Active sites were identified and prepared by selecting spheres at a
distance of 1–5 Å from the binding regions. Grid boxes with 5 Å and 15
Å margins were generated around the selected spheres for small and large
ligands respectively. A standard flexible docking protocol with the
maximum number of anchor orientations attempted was set to 1,000 and all
100,000 orientations was employed to sample internal degrees of freedom
of the ligands. Grid scoring based on the intermolecular non-bonded
terms (viz. van der Waals for steric and electrostatic interactions) was
computed using AMBER force field ff99 to identify the best orientation
of each ligand. Finally, the best-scored conformer was retained for
scrutiny and further refinement and Amber-based scoring. All protein
ligand interactions were detected and visualized using by the PLIP
webserver 24 and LigPlot 25.
2.2 MOLECULAR DYNAMICS OF ERITADENINE, GALLIC ACID, ERGOSTEROL PEROXIDE
AND PLEURAN ON SARS-COV-2 MAIN PROTEASE AND SPIKE PROTEIN:
The docked structures were used for molecular dynamics simulations using
AMBER force field and TIP3P water model in GROMACS 2019. The parameters
for docked ligands were prepared using Acypype. A vacuum energy
minimization step was performed by employing the steepest descent
algorithm for 50,000 steps and conjugate gradient minimization was
performed for 5000 steps. Sodium (Na+) and chloride (Cl-) counter ions
were added at a physiological concentration and the boundaries of the
dodecahedron box were adjusted to 10Å in a unit cell.
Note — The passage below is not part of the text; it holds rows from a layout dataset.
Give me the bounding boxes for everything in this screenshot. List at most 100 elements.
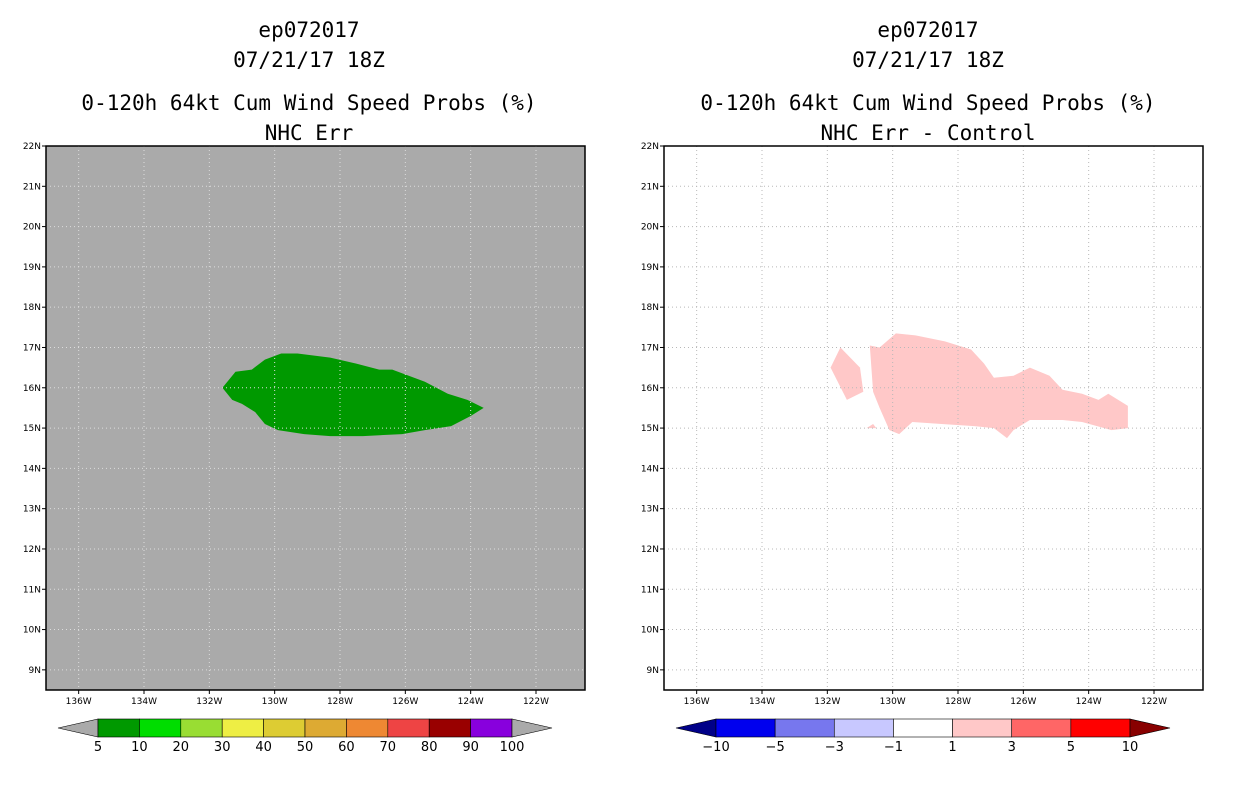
colorbar-swatch [715, 718, 776, 738]
x-tick-label: 134W [749, 697, 775, 707]
colorbar-label: 3 [1008, 740, 1016, 755]
y-tick-label: 20N [23, 223, 41, 233]
y-tick-label: 11N [23, 585, 41, 595]
contour-region-1-3 [869, 333, 1128, 439]
colorbar-label: 5 [1067, 740, 1075, 755]
colorbar-label: 80 [421, 740, 438, 755]
panel-title-line-3: 0-120h 64kt Cum Wind Speed Probs (%) [700, 91, 1155, 115]
y-tick-label: 19N [641, 263, 659, 273]
colorbar-swatch [180, 718, 223, 738]
colorbar-swatch [97, 718, 140, 738]
y-tick-label: 22N [641, 142, 659, 152]
panel-title-line-4: NHC Err - Control [821, 121, 1036, 145]
y-tick-label: 14N [641, 464, 659, 474]
y-tick-label: 20N [641, 223, 659, 233]
colorbar-label: 1 [948, 740, 956, 755]
colorbar-swatch [346, 718, 389, 738]
colorbar-swatch [428, 718, 471, 738]
y-tick-label: 10N [641, 626, 659, 636]
y-tick-label: 9N [647, 666, 659, 676]
colorbar-label: 10 [131, 740, 148, 755]
y-tick-label: 13N [641, 505, 659, 515]
x-tick-label: 130W [262, 697, 288, 707]
colorbar-swatch [221, 718, 264, 738]
contour-region-1-3 [830, 347, 864, 400]
panel-title-line-1: ep072017 [877, 18, 978, 42]
x-tick-label: 136W [684, 697, 710, 707]
colorbar-swatch [1011, 718, 1072, 738]
map-panel-1: ep072017 07/21/17 18Z 0-120h 64kt Cum Wind… [23, 18, 586, 755]
panel-title-line-4: NHC Err [265, 121, 354, 145]
panel-title-line-3: 0-120h 64kt Cum Wind Speed Probs (%) [81, 91, 536, 115]
colorbar-swatch [833, 718, 894, 738]
map-panel-2: ep072017 07/21/17 18Z 0-120h 64kt Cum Wind… [641, 18, 1204, 755]
colorbar-label: 20 [173, 740, 190, 755]
colorbar-swatch [774, 718, 835, 738]
x-tick-label: 136W [66, 697, 92, 707]
colorbar-swatch [387, 718, 430, 738]
colorbar-label: 5 [94, 740, 102, 755]
colorbar-label: −3 [825, 740, 844, 755]
y-tick-label: 10N [23, 626, 41, 636]
colorbar: −10 −5 −3 −1 1 3 5 10 [675, 718, 1171, 755]
y-tick-label: 21N [23, 182, 41, 192]
colorbar-high-end [1129, 718, 1171, 738]
x-tick-label: 126W [392, 697, 418, 707]
colorbar: 5 10 20 30 40 50 60 70 80 90 100 [57, 718, 553, 755]
y-tick-label: 18N [641, 303, 659, 313]
colorbar-label: 90 [462, 740, 479, 755]
y-tick-label: 14N [23, 464, 41, 474]
y-tick-label: 18N [23, 303, 41, 313]
panel-title-line-2: 07/21/17 18Z [852, 48, 1004, 72]
colorbar-swatch [1070, 718, 1131, 738]
colorbar-high-end [511, 718, 553, 738]
y-tick-label: 16N [641, 384, 659, 394]
colorbar-label: −10 [702, 740, 729, 755]
colorbar-label: 60 [338, 740, 355, 755]
x-tick-label: 132W [196, 697, 222, 707]
y-tick-label: 21N [641, 182, 659, 192]
x-tick-label: 134W [131, 697, 157, 707]
plot-frame [663, 145, 1204, 691]
x-tick-label: 128W [327, 697, 353, 707]
x-tick-label: 128W [945, 697, 971, 707]
colorbar-label: 10 [1122, 740, 1139, 755]
contour-region-1-3 [866, 424, 877, 429]
x-tick-label: 126W [1010, 697, 1036, 707]
x-tick-label: 124W [1076, 697, 1102, 707]
colorbar-swatch [304, 718, 347, 738]
y-tick-label: 15N [23, 424, 41, 434]
colorbar-label: 100 [500, 740, 525, 755]
x-tick-label: 132W [814, 697, 840, 707]
contour-region-5-10 [222, 353, 484, 437]
y-tick-label: 17N [641, 343, 659, 353]
colorbar-swatch [263, 718, 306, 738]
y-tick-label: 19N [23, 263, 41, 273]
y-tick-label: 11N [641, 585, 659, 595]
y-tick-label: 17N [23, 343, 41, 353]
panel-title-line-2: 07/21/17 18Z [233, 48, 385, 72]
y-tick-label: 9N [29, 666, 41, 676]
y-tick-label: 22N [23, 142, 41, 152]
colorbar-swatch [139, 718, 182, 738]
x-tick-label: 124W [458, 697, 484, 707]
colorbar-label: 30 [214, 740, 231, 755]
colorbar-label: 70 [380, 740, 397, 755]
y-tick-label: 12N [23, 545, 41, 555]
colorbar-label: 40 [255, 740, 272, 755]
colorbar-swatch [952, 718, 1013, 738]
colorbar-label: 50 [297, 740, 314, 755]
colorbar-low-end [57, 718, 99, 738]
colorbar-label: −1 [884, 740, 903, 755]
colorbar-low-end [675, 718, 717, 738]
panel-title-line-1: ep072017 [258, 18, 359, 42]
colorbar-swatch [470, 718, 513, 738]
y-tick-label: 12N [641, 545, 659, 555]
colorbar-label: −5 [766, 740, 785, 755]
x-tick-label: 130W [880, 697, 906, 707]
y-tick-label: 13N [23, 505, 41, 515]
colorbar-swatch [893, 718, 953, 738]
plot-frame [45, 145, 586, 691]
x-tick-label: 122W [523, 697, 549, 707]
The complexes were
again subjected to energy minimization for 50,000 steps for
stabilization. Position restraint and unrestrained dynamics simulations
and Parrinello- Rahman pressure- coupling bath was used for
equilibration step of the system at temperature 300K using a Nose-Hoover
thermostat under pressure of 1 atm for 100 ps. For simulations, all
bonds were constrained using the LINCS algorithm. The Particle- Mesh
Ewald method was used for electrostatic calculations by maintaining a
cut-off distance of 1.4nm for coulomb and Van der Waals interactions,
and finally, the production run for 10 ns was performed. GROMACS
built-in functions were utilized to calculate RMSD, RMSF and Hydrogen
bonds. Excel was used to produce graphs of the results.
2.3 ADME PREDICTION:
The prediction of Adsorption, Distribution, Metabolism and Excretion was
done by obtaining the Simplified Molecular-Input Line-Entry System
(SMILES) format of the ligands Eritadenine, Gallic acid, Ergosterol
peroxide and Pleuran was taken from PubChem database and was provided as
an input to the SWISS-ADMET website which analyses the lipophilicity,
water solubility, druglikeness and medicinal chemistry of the compound
submitted 26.
2.4 TARGET PREDICTION:
The target prediction of the compounds Eritadenine, Gallic acid,
Ergosterol peroxide and Pleuran was analyzed by entering the SMILES and
by choosing the Homo sapiens button to the Swiss target
prediction website which in turn provides info about possible side
effects or cross reactivity caused due to the effect of molecules in the
physiological or genetic effect in the organs of the human body27.
2.5 TOXICITY PREDICTION:
The toxicity of the ligands eritadenine, gallic acid, ergosterol
peroxide and pleuran was analyzed by incorporating the SMILES data of
these compounds from PubChem database to the ADMET Lab2.0 website and
Toxicity option was selected and analyzed. ADMET Lab2.0 examines the
ligand’s toxicity among systemic organs in the human body, TOX21 Pathway
and Toxicophore property rules ranging from acute toxicity, genotoxic
carcinogenicity, non- genotoxic carcinogenicity, skin sensitization,
aquatic toxicity, non-biodegradability and sureChEMBL Rule28.